VPR’s John Dillon reports.

(Dillon) Steve Kerr’s trip to Cuba was sandwiched between two hurricanes. Charley delayed his flight on the way down, and he left Havana with Hurricane Ivan on his trail. Kerr says his visit was also a whirlwind, with long days and nights spent in trade talks and farm visits, and one surprise, marathon meeting with President Fidel Castro.

(Kerr) “The meeting was on Wednesday night and into Thursday morning. We started about 9 o’clock at night, and got done at two in the morning.”

(Dillon) When Castro talks, his audience mainly listens. The 78-year old revolutionary is famously verbose. The discussion that night touched on health care, economics, and education. Kerr says that for his part, he stayed away from politics.

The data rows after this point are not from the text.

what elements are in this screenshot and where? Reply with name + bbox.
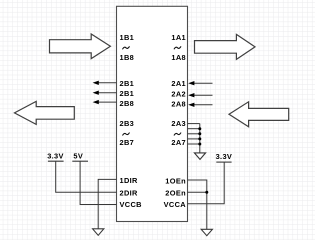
junction dot 2A7: [198, 143, 201, 146]
power symbol 5V: [72, 152, 88, 162]
power symbol 3.3V right: [216, 152, 233, 162]
pin label tilde 1A group: [174, 47, 181, 49]
svg-text:5V: 5V: [73, 152, 83, 161]
junction dot 2A4: [198, 127, 201, 130]
svg-text:2DIR: 2DIR: [120, 189, 139, 198]
svg-text:3.3V: 3.3V: [47, 152, 64, 161]
wire 2A2 input: [188, 93, 212, 97]
ground symbol for OEn: [201, 229, 212, 235]
wire 2A4 to ground bus: [188, 128, 200, 130]
junction dot 2A5: [198, 132, 201, 135]
wire 2A5 to ground bus: [188, 133, 200, 135]
svg-text:2A2: 2A2: [171, 89, 186, 98]
wire 2B8 output: [93, 100, 117, 104]
svg-text:1DIR: 1DIR: [120, 176, 139, 185]
svg-text:VCCB: VCCB: [120, 200, 142, 209]
wire 2OEn to OEn net: [188, 191, 207, 193]
svg-text:2A3: 2A3: [171, 119, 186, 128]
wire 2B1 output (second): [93, 91, 117, 95]
svg-text:2B1: 2B1: [120, 79, 135, 88]
ground symbol for 2A3-2A7 bus: [194, 153, 205, 160]
wire 3.3V to 2DIR: [56, 161, 117, 192]
svg-text:2A8: 2A8: [171, 99, 186, 108]
svg-text:3.3V: 3.3V: [216, 152, 233, 161]
wire ground bus vertical: [199, 124, 201, 153]
IC U1 body: [117, 6, 188, 221]
svg-text:2A7: 2A7: [171, 138, 186, 147]
pin label tilde 2A group: [174, 133, 181, 135]
svg-text:2OEn: 2OEn: [165, 189, 186, 198]
svg-text:2B3: 2B3: [120, 119, 135, 128]
bus arrow into 1B1-1B8: [50, 34, 111, 59]
wire 2A1 input: [188, 81, 212, 85]
wire 2A7 to ground bus: [188, 143, 200, 145]
wire VCCA to 3.3V: [188, 162, 225, 204]
junction dot OEn net: [205, 191, 208, 194]
svg-text:2B1: 2B1: [120, 89, 135, 98]
wire 5V to VCCB: [80, 161, 116, 204]
svg-text:2A1: 2A1: [171, 79, 186, 88]
wire 2A8 input: [188, 103, 212, 107]
bus arrow out of 1A1-1A8: [195, 34, 256, 59]
svg-text:1B1: 1B1: [120, 33, 135, 42]
wire 2B1 output: [93, 81, 117, 85]
wire 1OEn to ground: [188, 180, 207, 229]
svg-text:2B7: 2B7: [120, 138, 135, 147]
wire 2A6 to ground bus: [188, 138, 200, 140]
svg-text:1OEn: 1OEn: [165, 176, 186, 185]
power symbol 3.3V left: [47, 152, 64, 162]
svg-text:1A1: 1A1: [171, 33, 186, 42]
wire 2A3 to ground bus: [188, 123, 200, 125]
bus arrow into 2A1-2A8: [229, 102, 289, 127]
svg-text:VCCA: VCCA: [164, 200, 187, 209]
svg-text:2B8: 2B8: [120, 99, 135, 108]
svg-text:1B8: 1B8: [120, 53, 135, 62]
svg-text:1A8: 1A8: [171, 53, 186, 62]
junction dot 2A6: [198, 137, 201, 140]
wire 1DIR to ground: [98, 179, 116, 228]
ground symbol for 1DIR: [93, 229, 104, 236]
pin label tilde 2B group: [123, 133, 130, 135]
bus arrow out of 2B1-2B8: [15, 101, 75, 124]
pin label tilde 1B group: [123, 47, 130, 49]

(Kerr) “I didn’t go down for political purposes. Obviously I’m not the State Department and the state of Vermont doesn’t have a foreign policy of its own, so I was scrupulously careful to stay away from those kinds of issue, because my job was to go down and try to sell some products for our farmers.”

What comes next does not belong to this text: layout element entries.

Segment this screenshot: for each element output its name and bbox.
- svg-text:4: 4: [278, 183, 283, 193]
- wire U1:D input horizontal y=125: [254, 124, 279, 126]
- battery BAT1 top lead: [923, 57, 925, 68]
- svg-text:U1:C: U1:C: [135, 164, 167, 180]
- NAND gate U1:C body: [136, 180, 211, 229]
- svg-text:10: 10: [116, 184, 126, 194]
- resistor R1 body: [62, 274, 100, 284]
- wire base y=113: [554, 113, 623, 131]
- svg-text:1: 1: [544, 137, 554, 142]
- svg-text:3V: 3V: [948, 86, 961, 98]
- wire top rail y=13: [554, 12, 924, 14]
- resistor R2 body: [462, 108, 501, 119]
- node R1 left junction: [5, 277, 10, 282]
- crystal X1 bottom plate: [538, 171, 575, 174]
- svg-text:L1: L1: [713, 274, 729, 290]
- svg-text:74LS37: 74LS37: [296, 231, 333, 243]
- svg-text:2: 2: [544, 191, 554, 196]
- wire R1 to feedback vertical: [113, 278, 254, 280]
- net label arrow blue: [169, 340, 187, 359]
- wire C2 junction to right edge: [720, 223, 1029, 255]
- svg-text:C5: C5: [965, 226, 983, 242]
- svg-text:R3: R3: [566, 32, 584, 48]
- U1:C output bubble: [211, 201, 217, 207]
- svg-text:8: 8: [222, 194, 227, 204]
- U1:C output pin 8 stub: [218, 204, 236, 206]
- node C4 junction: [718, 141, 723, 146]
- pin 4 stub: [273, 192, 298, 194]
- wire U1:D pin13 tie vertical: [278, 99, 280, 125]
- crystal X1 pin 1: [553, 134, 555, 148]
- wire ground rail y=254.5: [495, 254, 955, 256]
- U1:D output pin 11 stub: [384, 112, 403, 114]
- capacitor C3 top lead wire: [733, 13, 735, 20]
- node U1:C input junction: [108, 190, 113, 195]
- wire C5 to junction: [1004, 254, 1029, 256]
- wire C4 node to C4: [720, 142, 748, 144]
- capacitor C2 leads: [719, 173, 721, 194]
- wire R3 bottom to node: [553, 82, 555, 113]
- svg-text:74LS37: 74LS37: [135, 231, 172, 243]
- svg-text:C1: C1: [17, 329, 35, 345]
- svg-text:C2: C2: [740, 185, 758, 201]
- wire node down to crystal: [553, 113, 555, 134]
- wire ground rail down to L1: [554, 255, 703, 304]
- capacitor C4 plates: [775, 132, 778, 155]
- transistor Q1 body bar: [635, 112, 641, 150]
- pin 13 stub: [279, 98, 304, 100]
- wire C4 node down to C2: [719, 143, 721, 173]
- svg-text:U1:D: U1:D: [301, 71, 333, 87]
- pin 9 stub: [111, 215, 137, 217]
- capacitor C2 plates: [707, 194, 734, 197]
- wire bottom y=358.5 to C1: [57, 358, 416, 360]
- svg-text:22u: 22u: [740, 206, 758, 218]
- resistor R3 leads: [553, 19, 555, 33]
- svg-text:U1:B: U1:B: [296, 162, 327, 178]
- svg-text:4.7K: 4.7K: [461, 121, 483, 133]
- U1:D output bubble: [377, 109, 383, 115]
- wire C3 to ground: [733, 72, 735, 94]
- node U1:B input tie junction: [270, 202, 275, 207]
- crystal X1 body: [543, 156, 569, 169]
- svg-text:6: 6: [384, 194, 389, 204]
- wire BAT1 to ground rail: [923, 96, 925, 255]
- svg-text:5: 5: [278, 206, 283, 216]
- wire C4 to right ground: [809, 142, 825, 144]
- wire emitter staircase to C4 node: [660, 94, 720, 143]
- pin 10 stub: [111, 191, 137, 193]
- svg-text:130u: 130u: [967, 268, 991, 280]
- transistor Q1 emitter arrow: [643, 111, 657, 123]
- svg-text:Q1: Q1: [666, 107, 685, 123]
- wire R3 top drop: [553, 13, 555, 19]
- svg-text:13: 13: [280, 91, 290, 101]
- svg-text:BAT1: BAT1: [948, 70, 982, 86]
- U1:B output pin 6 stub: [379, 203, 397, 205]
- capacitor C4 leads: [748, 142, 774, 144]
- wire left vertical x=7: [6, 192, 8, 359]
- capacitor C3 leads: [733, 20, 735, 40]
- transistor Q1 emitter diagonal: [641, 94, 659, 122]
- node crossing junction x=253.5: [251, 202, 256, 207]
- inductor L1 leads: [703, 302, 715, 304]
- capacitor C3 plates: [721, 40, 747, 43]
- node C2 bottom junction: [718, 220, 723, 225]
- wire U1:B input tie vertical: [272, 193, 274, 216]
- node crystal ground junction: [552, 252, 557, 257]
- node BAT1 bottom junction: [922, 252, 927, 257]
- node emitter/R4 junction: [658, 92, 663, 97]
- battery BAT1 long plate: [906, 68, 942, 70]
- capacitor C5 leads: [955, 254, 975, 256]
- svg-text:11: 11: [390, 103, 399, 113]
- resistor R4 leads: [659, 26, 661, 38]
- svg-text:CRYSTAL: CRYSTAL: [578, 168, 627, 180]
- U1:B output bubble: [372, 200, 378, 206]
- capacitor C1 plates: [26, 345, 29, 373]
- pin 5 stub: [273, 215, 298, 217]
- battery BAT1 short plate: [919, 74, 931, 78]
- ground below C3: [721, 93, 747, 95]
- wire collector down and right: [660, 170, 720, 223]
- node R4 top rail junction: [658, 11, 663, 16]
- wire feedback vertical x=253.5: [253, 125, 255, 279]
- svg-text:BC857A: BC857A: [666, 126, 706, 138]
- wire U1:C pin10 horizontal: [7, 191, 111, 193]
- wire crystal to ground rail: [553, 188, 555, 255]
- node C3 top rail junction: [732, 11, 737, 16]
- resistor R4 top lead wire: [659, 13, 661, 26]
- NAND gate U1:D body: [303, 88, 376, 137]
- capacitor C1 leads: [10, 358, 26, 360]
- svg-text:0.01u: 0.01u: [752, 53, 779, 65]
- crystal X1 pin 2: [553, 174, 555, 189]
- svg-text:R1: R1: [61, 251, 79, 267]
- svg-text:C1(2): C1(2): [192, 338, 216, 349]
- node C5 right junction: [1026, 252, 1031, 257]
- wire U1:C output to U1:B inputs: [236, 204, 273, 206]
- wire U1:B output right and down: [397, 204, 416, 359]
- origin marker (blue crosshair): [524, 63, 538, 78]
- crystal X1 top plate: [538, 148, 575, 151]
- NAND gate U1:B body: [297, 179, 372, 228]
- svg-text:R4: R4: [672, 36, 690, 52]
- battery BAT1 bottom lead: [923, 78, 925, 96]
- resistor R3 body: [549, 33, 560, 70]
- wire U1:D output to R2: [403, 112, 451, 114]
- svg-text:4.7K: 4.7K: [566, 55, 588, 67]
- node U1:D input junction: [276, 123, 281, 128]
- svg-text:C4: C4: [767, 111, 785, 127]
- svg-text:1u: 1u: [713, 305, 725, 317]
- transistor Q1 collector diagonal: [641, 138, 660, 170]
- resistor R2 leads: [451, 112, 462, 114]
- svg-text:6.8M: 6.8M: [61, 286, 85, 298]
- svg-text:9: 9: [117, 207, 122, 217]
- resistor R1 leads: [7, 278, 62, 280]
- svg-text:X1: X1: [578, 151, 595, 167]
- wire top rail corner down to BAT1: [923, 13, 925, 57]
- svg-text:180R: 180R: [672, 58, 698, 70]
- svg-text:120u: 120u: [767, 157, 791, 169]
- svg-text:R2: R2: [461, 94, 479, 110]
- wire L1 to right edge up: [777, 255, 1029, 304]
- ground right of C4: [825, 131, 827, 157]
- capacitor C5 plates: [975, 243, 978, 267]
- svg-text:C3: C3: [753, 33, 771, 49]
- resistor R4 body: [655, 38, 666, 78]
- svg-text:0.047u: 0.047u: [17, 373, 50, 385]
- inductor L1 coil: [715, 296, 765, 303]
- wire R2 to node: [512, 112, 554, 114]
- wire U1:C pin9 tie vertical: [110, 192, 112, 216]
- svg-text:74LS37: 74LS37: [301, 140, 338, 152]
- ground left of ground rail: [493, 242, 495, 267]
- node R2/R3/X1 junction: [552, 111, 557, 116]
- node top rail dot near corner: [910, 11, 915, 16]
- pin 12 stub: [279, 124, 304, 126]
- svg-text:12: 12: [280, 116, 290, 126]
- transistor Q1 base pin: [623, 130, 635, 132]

(Dillon) Kerr left Cuba with a deal worth about $7 million. The country is trying to rebuild its dairy herds, so officials agreed to buy 50 Holsteins and 50 Jersey cows from Vermont farmers. The government import agency also wants to buy powdered milk from the Agri-Mark and St. Albans dairy co-ops.

Agriculture is exempt from the U.S. trade embargo. And Kerr says other states have also made trade deals with Cuba. But he says Vermont has a good opportunity to expand sales.

(Kerr) “Cuba is an economy that needs what we have. Obviously we’re a society that likes to sell. We’re not doing this for charitable purposes. They pay cash. They’ve paid $861 million over the last two years for agricultural products from the United States, and they paid all in cash.”

(Dillon) Kerr’s trip to Cuba follows a visit earlier this year by Lieutenant Governor Brian Dubie. Kerr says Dubie made a strong impression on Cuban leaders. Vermont also has another connection to Castro. Senator Patrick Leahy met the Cuban leader in 1999, and Leahy gave Kerr a letter of introduction that helped open doors in Havanna.

For Vermont Public Radio, I’m John Dillon.